A2.2 Steps after the receipt of a formal complaint
- Upon receipt of a formal complaint, the Directorate and the Head of HR will provide the alleged offender with a copy of the complaint at the earliest practicable time to enable him/her to submit his/her own version of the facts. The alleged offender will be advised in the same communication to abstain from any action that is retaliatory or might be perceived as such against the complainant and any other persons involved in the case (e.g., witnesses, investigative team, IIASA Ethics Committee (A1.2 b), etc.).
- Upon receipt of the response of the alleged offender, the Directorate and the Head of HR, in consultation with the IIASA Ethics Committee, will review the case and determine whether:
The complainant and the alleged offender will be advised accordingly.
- the allegations should be investigated
- the allegations are prima facie unsubstantiated;
- allegations fall outside the scope of application of this policy;
- the complaint should be subject to mediation (A1.3)
- If it is decided to investigate the allegations, an investigative team will be established by the Directorate and the Head of HR, unless a request in writing is made that the case, including the investigation be handled by a third party (e.g., the IIASA Ethics Committee, see A1.2 b). The investigative team will consist of five persons: one HR representative, one member of STAC, one manager, and two staff members. The investigative team will be asked to periodically consult the Head of HR regarding the interpretation and application of this policy and the Institute Counsellor to ensure the appropriateness of the investigation.
- After the formal complaint has been filed, and prior to the establishment of an investigative team, the parties may at any time enter into a mutual agreement and advise the Directorate and the Head of HR in writing that they do not wish to proceed. Such a notification will close the case unless the Directorate considers that an investigation is in the interest of the Institute. If a case is closed, it may be reopened should allegations of retaliation related to that case be raised.
- Where the allegations are referred to an investigative team, the mediator will not be involved in this process. He/she may be summoned only to confirm that a mediation process took place and did not produce the desired outcome, but will not be compelled or obliged to reveal the contents of the mediation discussions.

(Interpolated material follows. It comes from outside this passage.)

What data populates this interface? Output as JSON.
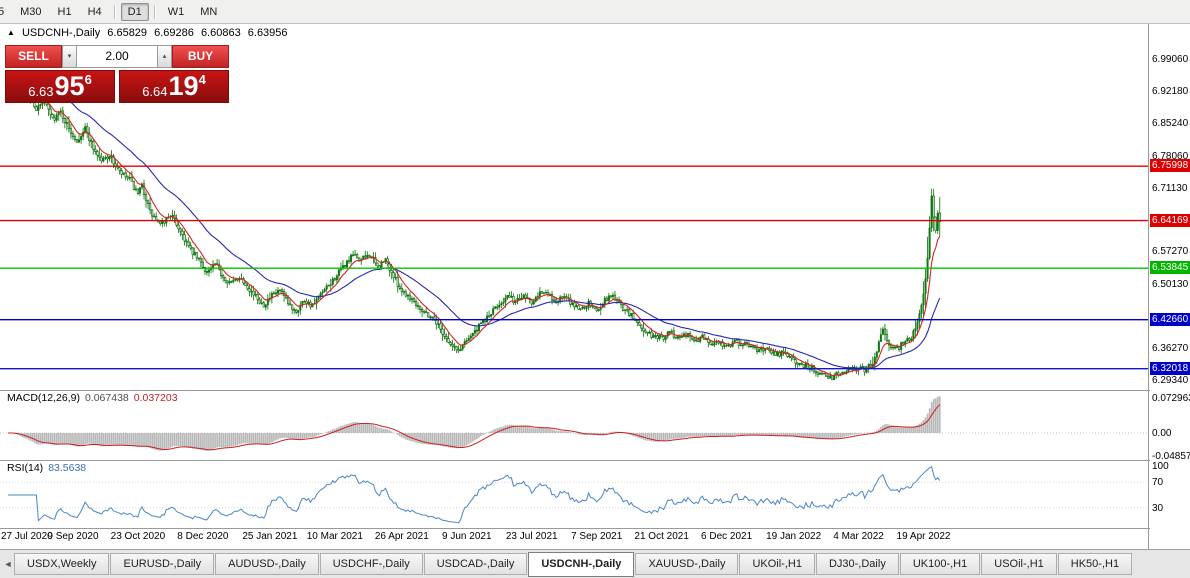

- The investigation report will be submitted to the Directorate and to the Head of HR, with a copy to the IIASA Ethics Committee. At that stage Article IX of the Staff Rules and Regulations will apply.
- If there is evidence that the complainant made knowingly false accusations or otherwise acted in bad faith, any appropriate rehabilitation measures for the wrongly accused staff member will be instituted.
- Copies of the investigation report, together with the decision made by the Directorate and the Head of HR in relation to the formal complaint will be placed in the personnel file of the alleged offender. The official correspondence on the outcome of the complaint will be placed in the personnel file of the complainant.
- If the complainant and alleged offender agree to mediation, with the agreement of the Directorate and the Head of HR, in consultation with the IIASA Ethics Committee and the Institute Counsellor, a mediator will be appointed and an informal resolution of the conflict undertaken as in A.1.3 above.